I realise I can edit, but most people don't read those. But anyway, I realised I did the question wrong, so sorry guys.
So attempt no. 2:
4! x 4C1 x 3 x 3C1 x 4 x 2C1 x 5 x 1C1 x 6 = 207 360
4! - Say the styles were P, Q, R, S. I took one shirt of each style and arranged them, this can be done in 4! ways.
4C1 - out of the remaining shirts, I'm choosing one of them ie there will be one left of P, Q, R, S. Each time I use the nCr, I'm choosing one of the remaining shirts.

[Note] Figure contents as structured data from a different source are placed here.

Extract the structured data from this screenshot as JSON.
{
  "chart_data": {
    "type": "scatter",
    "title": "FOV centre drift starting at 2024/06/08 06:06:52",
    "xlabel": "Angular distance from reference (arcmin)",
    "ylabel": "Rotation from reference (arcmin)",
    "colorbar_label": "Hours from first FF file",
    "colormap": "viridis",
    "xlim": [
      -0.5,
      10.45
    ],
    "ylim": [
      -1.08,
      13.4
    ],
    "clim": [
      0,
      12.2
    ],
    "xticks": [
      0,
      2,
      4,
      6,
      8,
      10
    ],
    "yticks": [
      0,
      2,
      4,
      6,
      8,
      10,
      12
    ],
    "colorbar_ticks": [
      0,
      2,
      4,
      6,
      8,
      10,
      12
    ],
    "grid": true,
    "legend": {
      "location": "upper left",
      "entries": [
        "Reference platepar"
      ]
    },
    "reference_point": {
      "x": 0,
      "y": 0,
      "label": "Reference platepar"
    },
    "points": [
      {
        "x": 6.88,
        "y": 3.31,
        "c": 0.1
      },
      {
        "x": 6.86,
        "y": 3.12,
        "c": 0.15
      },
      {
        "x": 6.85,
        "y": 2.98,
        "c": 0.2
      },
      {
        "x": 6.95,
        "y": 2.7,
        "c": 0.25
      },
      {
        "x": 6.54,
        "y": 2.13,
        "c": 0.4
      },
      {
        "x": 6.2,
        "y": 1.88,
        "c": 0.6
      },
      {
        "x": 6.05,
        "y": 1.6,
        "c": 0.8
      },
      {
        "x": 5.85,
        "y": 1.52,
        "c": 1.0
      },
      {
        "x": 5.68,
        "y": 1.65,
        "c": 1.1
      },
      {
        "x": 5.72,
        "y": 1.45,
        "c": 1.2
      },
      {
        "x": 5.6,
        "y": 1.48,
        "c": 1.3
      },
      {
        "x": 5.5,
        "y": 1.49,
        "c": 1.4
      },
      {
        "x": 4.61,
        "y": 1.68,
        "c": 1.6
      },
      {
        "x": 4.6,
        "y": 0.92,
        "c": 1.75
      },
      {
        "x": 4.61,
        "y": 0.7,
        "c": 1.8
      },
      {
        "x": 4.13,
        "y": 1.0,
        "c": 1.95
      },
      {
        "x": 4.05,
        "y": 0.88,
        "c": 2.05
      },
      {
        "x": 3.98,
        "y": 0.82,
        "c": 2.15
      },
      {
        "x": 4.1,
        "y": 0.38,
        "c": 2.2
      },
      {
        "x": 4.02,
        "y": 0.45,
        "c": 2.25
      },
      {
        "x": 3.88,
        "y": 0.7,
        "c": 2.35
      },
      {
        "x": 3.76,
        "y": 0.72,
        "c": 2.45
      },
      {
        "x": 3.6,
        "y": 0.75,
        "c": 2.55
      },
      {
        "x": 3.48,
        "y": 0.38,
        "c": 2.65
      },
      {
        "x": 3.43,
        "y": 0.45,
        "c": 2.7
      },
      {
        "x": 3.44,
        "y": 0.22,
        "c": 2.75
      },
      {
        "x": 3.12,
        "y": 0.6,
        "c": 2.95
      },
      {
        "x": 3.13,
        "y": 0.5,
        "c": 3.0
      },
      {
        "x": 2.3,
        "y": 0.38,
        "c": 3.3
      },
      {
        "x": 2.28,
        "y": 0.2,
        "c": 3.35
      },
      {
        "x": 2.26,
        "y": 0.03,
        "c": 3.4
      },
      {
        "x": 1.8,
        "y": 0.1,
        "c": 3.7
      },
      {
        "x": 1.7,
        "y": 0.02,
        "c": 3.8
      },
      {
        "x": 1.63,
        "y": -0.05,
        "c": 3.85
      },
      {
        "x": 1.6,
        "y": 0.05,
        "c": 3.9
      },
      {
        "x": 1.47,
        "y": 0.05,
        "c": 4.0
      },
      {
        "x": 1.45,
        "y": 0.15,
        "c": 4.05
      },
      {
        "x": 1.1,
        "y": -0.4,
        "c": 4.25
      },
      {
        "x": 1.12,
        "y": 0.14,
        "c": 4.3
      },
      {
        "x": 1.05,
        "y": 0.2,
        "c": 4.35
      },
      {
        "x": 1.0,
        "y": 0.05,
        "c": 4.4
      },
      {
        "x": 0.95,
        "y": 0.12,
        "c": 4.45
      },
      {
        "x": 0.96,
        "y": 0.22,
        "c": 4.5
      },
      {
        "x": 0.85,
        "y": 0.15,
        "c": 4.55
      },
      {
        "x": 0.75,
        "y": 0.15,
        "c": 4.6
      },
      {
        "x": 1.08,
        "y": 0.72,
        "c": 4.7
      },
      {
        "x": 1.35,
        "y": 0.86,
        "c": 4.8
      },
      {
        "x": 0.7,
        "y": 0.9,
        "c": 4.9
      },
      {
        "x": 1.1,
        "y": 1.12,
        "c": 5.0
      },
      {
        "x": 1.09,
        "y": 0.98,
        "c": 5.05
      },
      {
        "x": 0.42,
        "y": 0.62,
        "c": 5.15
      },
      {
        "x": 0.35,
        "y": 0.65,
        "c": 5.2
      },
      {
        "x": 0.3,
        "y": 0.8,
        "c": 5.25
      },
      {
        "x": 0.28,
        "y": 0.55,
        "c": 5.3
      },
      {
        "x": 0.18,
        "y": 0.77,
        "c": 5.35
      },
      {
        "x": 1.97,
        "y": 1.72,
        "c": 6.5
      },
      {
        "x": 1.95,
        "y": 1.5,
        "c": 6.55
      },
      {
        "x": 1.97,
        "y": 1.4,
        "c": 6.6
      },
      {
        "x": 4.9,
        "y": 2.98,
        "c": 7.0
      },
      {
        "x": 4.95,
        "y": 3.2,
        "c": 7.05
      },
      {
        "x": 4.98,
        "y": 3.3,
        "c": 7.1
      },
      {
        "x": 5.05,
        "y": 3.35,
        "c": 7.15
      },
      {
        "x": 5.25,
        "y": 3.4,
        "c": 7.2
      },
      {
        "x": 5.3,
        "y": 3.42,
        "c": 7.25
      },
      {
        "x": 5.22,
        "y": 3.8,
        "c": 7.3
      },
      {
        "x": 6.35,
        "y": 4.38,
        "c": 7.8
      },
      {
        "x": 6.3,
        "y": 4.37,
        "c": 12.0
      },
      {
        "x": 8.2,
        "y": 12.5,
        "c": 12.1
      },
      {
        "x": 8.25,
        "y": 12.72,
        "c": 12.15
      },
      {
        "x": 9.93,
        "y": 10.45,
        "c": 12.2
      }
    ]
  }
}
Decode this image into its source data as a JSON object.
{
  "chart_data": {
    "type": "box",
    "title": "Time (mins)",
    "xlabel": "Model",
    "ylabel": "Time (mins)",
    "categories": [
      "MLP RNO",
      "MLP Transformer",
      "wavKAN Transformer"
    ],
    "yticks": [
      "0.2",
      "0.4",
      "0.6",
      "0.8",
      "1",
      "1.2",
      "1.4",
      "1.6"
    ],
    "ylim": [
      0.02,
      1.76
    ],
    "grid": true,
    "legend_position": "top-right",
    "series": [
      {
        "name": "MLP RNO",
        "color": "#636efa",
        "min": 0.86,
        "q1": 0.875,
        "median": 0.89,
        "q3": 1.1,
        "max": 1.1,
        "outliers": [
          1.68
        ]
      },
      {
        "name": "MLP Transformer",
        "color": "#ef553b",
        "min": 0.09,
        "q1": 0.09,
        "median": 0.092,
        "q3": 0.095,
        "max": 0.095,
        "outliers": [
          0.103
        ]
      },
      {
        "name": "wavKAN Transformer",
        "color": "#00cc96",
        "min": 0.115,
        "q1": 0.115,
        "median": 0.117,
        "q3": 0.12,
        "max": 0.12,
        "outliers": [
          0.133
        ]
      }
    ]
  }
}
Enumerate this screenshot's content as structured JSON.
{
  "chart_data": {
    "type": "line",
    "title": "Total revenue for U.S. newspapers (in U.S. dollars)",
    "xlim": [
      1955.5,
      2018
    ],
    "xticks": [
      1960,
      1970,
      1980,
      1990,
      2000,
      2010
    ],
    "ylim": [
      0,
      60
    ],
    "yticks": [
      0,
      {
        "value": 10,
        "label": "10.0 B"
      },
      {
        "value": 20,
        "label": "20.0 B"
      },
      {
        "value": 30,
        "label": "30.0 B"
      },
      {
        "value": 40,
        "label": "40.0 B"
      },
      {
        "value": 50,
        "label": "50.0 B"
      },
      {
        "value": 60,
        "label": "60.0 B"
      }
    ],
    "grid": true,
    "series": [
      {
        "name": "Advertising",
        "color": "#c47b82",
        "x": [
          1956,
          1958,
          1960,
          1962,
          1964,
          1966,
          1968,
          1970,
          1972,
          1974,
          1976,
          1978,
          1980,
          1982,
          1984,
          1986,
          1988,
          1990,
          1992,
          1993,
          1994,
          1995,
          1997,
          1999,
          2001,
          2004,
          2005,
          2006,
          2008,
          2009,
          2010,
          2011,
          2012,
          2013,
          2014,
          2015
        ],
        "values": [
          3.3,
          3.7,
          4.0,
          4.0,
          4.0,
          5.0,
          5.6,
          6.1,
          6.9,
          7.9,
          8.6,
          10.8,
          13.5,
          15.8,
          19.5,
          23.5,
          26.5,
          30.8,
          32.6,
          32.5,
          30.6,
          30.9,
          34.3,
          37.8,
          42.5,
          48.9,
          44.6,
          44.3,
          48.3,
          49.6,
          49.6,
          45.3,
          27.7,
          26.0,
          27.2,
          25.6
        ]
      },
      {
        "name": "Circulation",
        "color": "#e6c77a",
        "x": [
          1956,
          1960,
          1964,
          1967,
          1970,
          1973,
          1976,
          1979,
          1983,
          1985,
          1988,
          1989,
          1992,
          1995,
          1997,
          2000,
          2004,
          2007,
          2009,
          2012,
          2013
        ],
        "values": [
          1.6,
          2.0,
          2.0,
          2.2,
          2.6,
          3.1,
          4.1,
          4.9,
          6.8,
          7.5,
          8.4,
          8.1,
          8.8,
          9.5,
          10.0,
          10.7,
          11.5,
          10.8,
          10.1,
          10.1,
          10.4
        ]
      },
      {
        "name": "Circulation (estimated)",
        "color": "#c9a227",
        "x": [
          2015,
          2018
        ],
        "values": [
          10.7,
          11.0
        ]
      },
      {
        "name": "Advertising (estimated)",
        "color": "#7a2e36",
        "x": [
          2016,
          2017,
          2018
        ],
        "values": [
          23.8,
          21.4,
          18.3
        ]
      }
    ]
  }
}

3 - There are 3 spots for this shirt to be placed. _P_Q_R_S_ Say the shirt chosen (above) is P. P can't be in 2 of the 5 spots (the _ means a spot). Therefore, P can only be in 3 spots. The logic follows that every time a shirt is placed on the rack, the no. spots available is = (no. shirts on rack + 1) - 2
3C1 - choosing one of the 3 remaining shirts
4 - _P
_Q
_R_P_S_ . Only Q, R, S are left. Say Q is chosen, it can't be in the spots marked in red. Same applies to R & S, there are 2 spots on the rack that all shirts can't be in.
2C1 - choosing either R or S. Say R was chosen.
5 - _Q_P_Q
_R
_P_S_ . R can't be in 2 of the spots, marked in red. There are 5 spots left.
1C1 - One shirt left. ie S
6 - _Q_P_R_Q_R_P
_S
_. S can't be in the red spots. Therefore, 6 spots to be placed in.
Someone check if I'm right. I spent ages typing this up.
Actually, answer seems too big. FML if I'm wrong.